Morehead's Musings: Since your work with the WM3 you have developed a speaking program where you touch on things like false confessions and satanic panics. Can you tell readers a little about your seminar work and how they might get in touch to schedule you for their event?
Dan Stidham: I have been speaking about the case on college campuses and at professional seminars around the country for the past 18 years talking about this particular injustice and the ways that we can prevent cases like this from happening again. Fortunately, I get to add a few more slides and a happy ending to my power point presentation. I hope to keep getting invited to speak about the case even though the case is now over so that the next generation of lawyers, judges, prosecutors and police officers can learn from the mistakes of the West Memphis case and what we can do to improve our system of justice. The WM3 case has already become an icon for injustice in America and hopefully the invitations will keep coming my way. I really enjoy speaking about the case.
Information about my public speaking program, which I am in the process of up-dating can be found at www.danstidham.com.
I have also decided to write a book about my experiences in the case. I have been kicking around the idea for years but until now I could never decide if I really wanted to re-live the pain of the past. Now that this pain has been strongly mitigated by the freedom of the WM3 it made my decision both easier and obvious. I plan to get started this weekend. The truth of what happened and why it happened must be told. I also think it might be therapeutic for me personally to write this book.
Morehead's Musings: Mr. Stidham, thank you so much for your ongoing work on behalf of the WM3.
Dan Stidham: Thank you for your kind and generous words and the opportunity to follow up with our earlier discussion for your readers. I would be remiss if I didn’t take the opportunity to thank a couple of people without which the freedom of the WM3 would not have been possible.

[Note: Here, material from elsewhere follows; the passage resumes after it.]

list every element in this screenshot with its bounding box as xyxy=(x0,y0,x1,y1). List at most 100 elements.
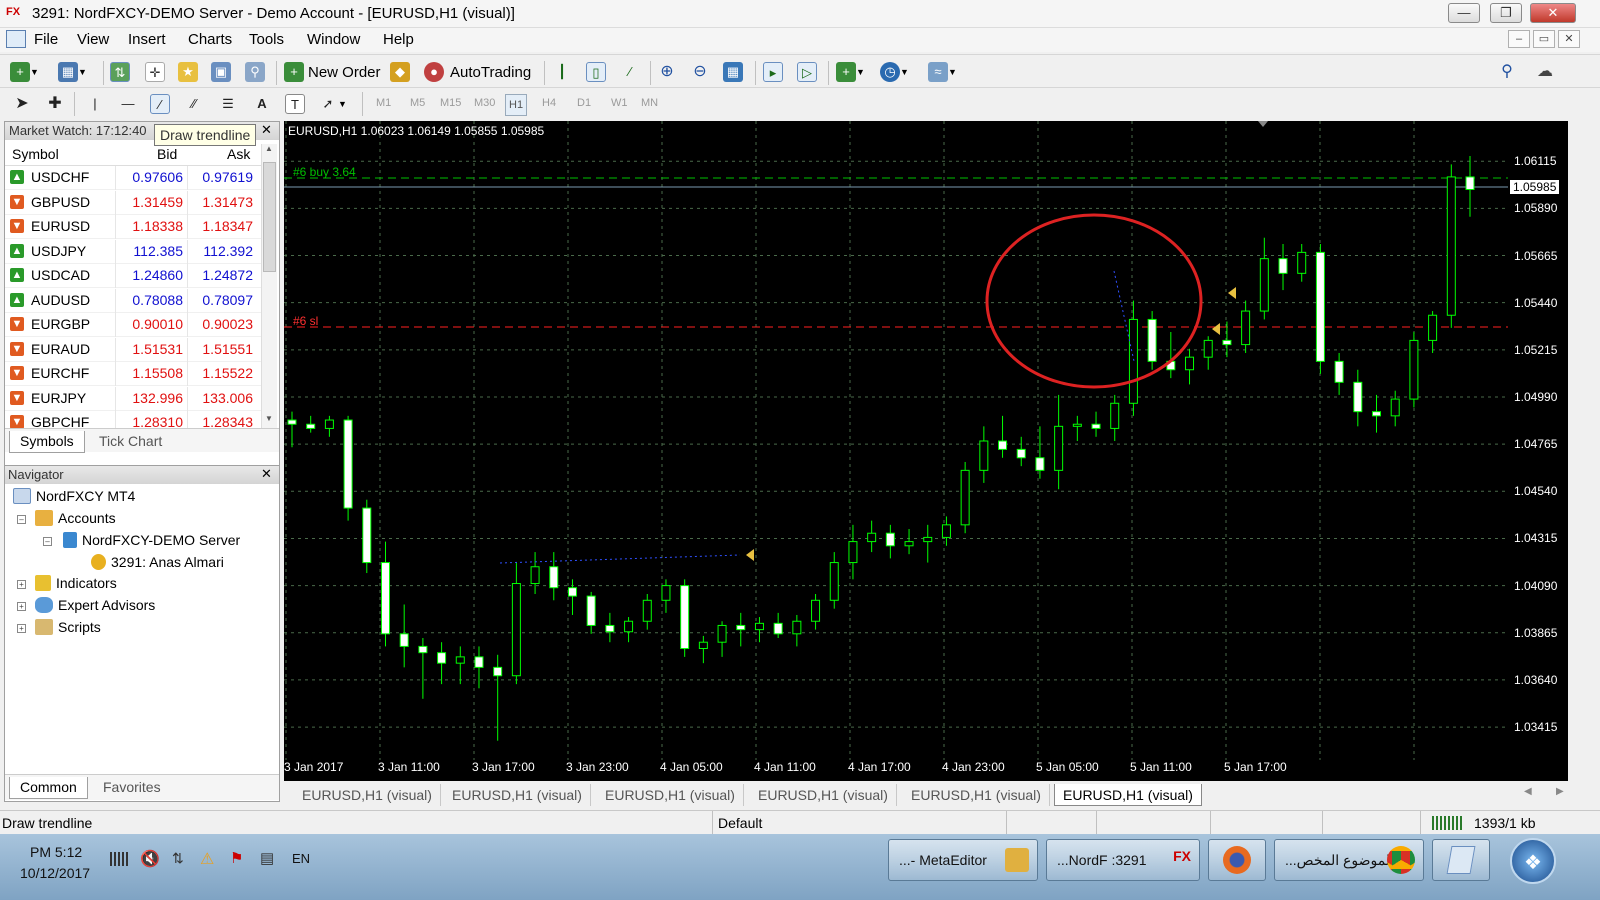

If I tried to name everyone, there is always the danger of leaving someone out as there are so many folks who worked for so many years on this case. Despite the danger, let me acknowledge a few folks like John Phillipsborn, who is without a doubt the best lawyer I have ever encountered. Bruce Sinofsky and Joe Berlinger who first brought this case to the attention of the world through their HBO documentaries and to the attention of people like Eddie Vedder, Natalie Maines, and Johnny Depp who along with countless others donated money to fund the defense and particularly the DNA testing. Eddie Vedder is perhaps the most incredible and generous individual that I have ever met.
Of course, Lori Davis and Mara Leveritt’s work was instrumental. Peter Jackson and his partner Fran Walsh also donated funding for the case. Obviously, their generosity helped tremendously to bring about justice in this case. My many thanks, and best wishes to them for their support.
Old friends like Grove Pashley, Burk Sauls, Kathy Bakken and Lisa Fancher also had a huge impact on this case along with new friends like Amy Berg who is working on a documentary on the case.
I would also like to take time to thank my children who let their Dad miss a few ballgames and other things while they were young so I could keep this case alive long enough for help to arrive. And when the cavalry arrived, did they ever! Also my parents deserve credit for instilling in me the qualities I needed to do my work on this case and live my life. My family was as proud of what happened on Friday as I was. Thanks.